Perhaps you remember the bombshell news story from a few months ago that revealed the top one percent of America’s wealthy “got way richer during the pandemic.” Yes, even as millions of citizens were begging for a few hundred bucks to alleviate the devastation of COVID-19, our billionaires raked in so much money that they were in danger of suffocating in their golden bathtubs as their servants shoveled piles of cash over them.
Yes, wealthy people have some odd kinks.
You remember those news stories, right? And the subsequent protests in the street, culminating in pitchfork-wielding mobs descending upon the mansions and penthouses of the One Percent and dragging the uber-rich into the street to face justice?
Ha, if only.
No, we learned that the government “works much harder to help rich people make money off their homes than to help poor people find shelter.” But the well-off faced no ramifications for any of this.
In fact, shortly afterward, a conservative acquaintance emailed me a meme that blasted Congresswoman Alexandria Ocasio-Cortez for her infamous “Tax the Rich” dress at this year’s Met Gala. As we know, the vitriol aimed at AOC for her fashion statement far surpassed the hatred hurled at, for example, smug billionaires blowing money by racing each other into outer space. This particular meme, in contrast to many others, didn’t blast Ocasio-Cortez for being a communist or plotting to destroy America or for wearing an unflattering color. Instead, the email dismissed her as an idiot who simply didn’t understand that the “rich pay most of the taxes,” and it implied that we should thank the wealthy for their contributions.
And as I recall, the acquaintance who sent me this meme recently started a GoFundMe campaign to pay for his medical bills—in America, cyber-begging is an acceptable form of health insurance. What do we make of people who are so poor that their very lives are in jeopardy, but who take to social media to defend the rich and praise their glory?

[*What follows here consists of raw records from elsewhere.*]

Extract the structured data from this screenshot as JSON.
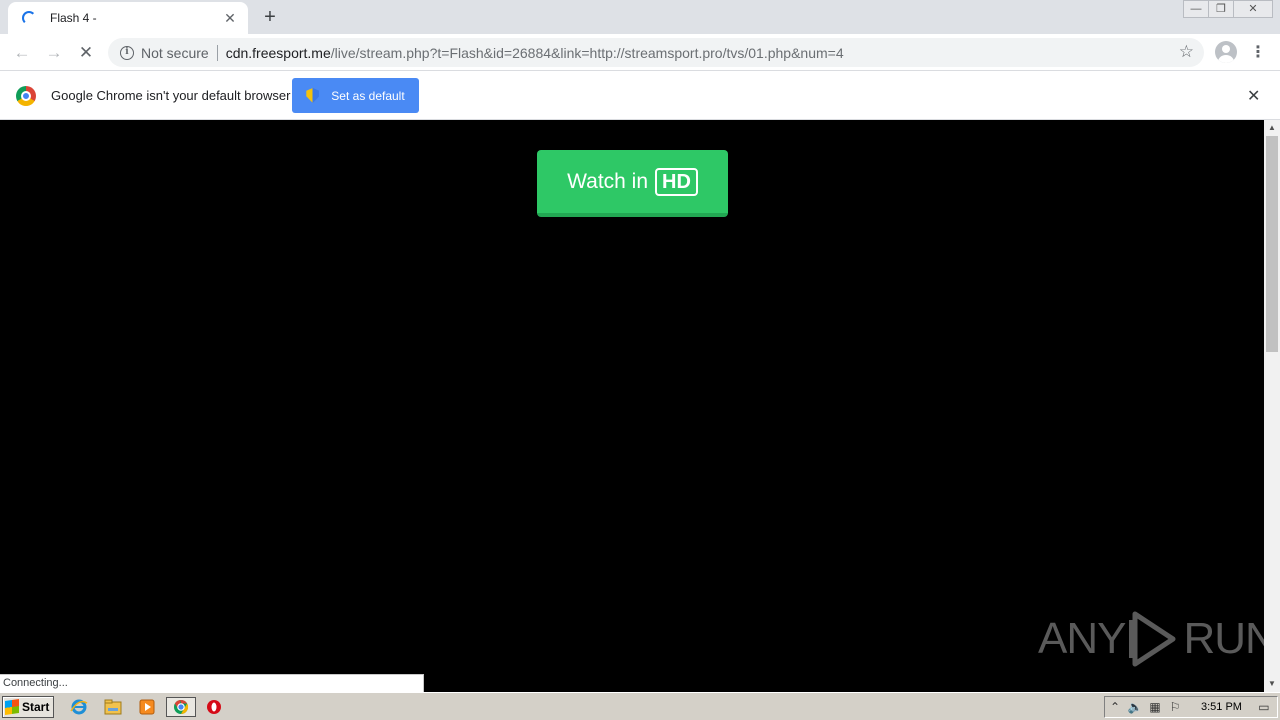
{
  "tab": {
    "title": "Flash 4 -",
    "close_glyph": "✕",
    "new_tab_glyph": "+"
  },
  "window_controls": {
    "minimize": "—",
    "restore": "❐",
    "close": "✕"
  },
  "toolbar": {
    "back_glyph": "←",
    "forward_glyph": "→",
    "stop_glyph": "✕",
    "security_icon": "info-icon",
    "security_label": "Not secure",
    "url_host": "cdn.freesport.me",
    "url_path": "/live/stream.php?t=Flash&id=26884&link=http://streamsport.pro/tvs/01.php&num=4",
    "star_glyph": "☆",
    "menu_glyph": "⋮"
  },
  "infobar": {
    "message": "Google Chrome isn't your default browser",
    "button_label": "Set as default",
    "close_glyph": "✕"
  },
  "content": {
    "watch_label": "Watch in",
    "hd_label": "HD",
    "background_color": "#000000",
    "button_color": "#2ec866"
  },
  "watermark": {
    "left": "ANY",
    "right": "RUN"
  },
  "status_text": "Connecting...",
  "scrollbar": {
    "up_glyph": "▲",
    "down_glyph": "▼"
  },
  "taskbar": {
    "start_label": "Start",
    "apps": [
      "ie-icon",
      "explorer-icon",
      "media-player-icon",
      "chrome-icon",
      "opera-icon"
    ],
    "tray_icons": [
      "show-hidden-icon",
      "volume-icon",
      "network-icon",
      "action-center-flag-icon"
    ],
    "clock": "3:51 PM"
  }
}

Well, we can point out that this is perhaps the main reason why the wealthy are allowed, even encouraged, to flaunt their luxurious lifestyles without fear of repercussion. Yes, they have high-priced lawyers and accountants who make sure their money is never touched, and they can buy members of Congress with surprising ease. But corrupt laws, conniving lobbyists, and shady dealings are just the padlock. The vault’s heavy steel door consists of the millions of struggling Americans who shield the rich from any consequences, and who enthusiastically sabotage themselves in their zeal to protect the opulence of people who feel only disdain for 99 percent of us.
We see this every time someone proposes raising taxes for the upper income brackets. Poor people who want higher taxes on the rich are dismissed as jealous. Those few wealthy people who want higher taxes on the rich are lambasted as hypocrites. So clearly nobody is allowed to propose higher taxes on the rich, ever.
However, maybe the excesses of America’s latest Gilded Age are catching up to the wealthy. Over 70 percent of voters, “including a slim majority of Republicans, favor higher taxes on people who earn more than $1 million a year from capital gains.” And about 80 percent of Americans, including one-third of Republicans, say that “it bothers them that some wealthy households don’t pay their fair share.”
Naturally, Democrats have taken this proof of America’s disgust over wealth inequality and, armed with overwhelmingly popular support, they have… promptly backed off plans to raise taxes on the rich. Indeed, our favorite centrist party of pushovers has declared raising taxes on billionaires to be “a very difficult issue” and “a sideshow.”
To be fair to the Democrats, it borders on the quixotic to attempt to break down the political and legal wall that separates the rich from the rest of us. But the fact that they are afraid to even try implies that there is an even stronger barricade behind the phalanx of laws and societal advantages that benefit the wealthy. And that barricade is all the guys who set up GoFundMe campaigns to help cover their crushing bills but then pivot online to loudly champion the rich.
That is a wall of America’s own making. And it just might be impervious.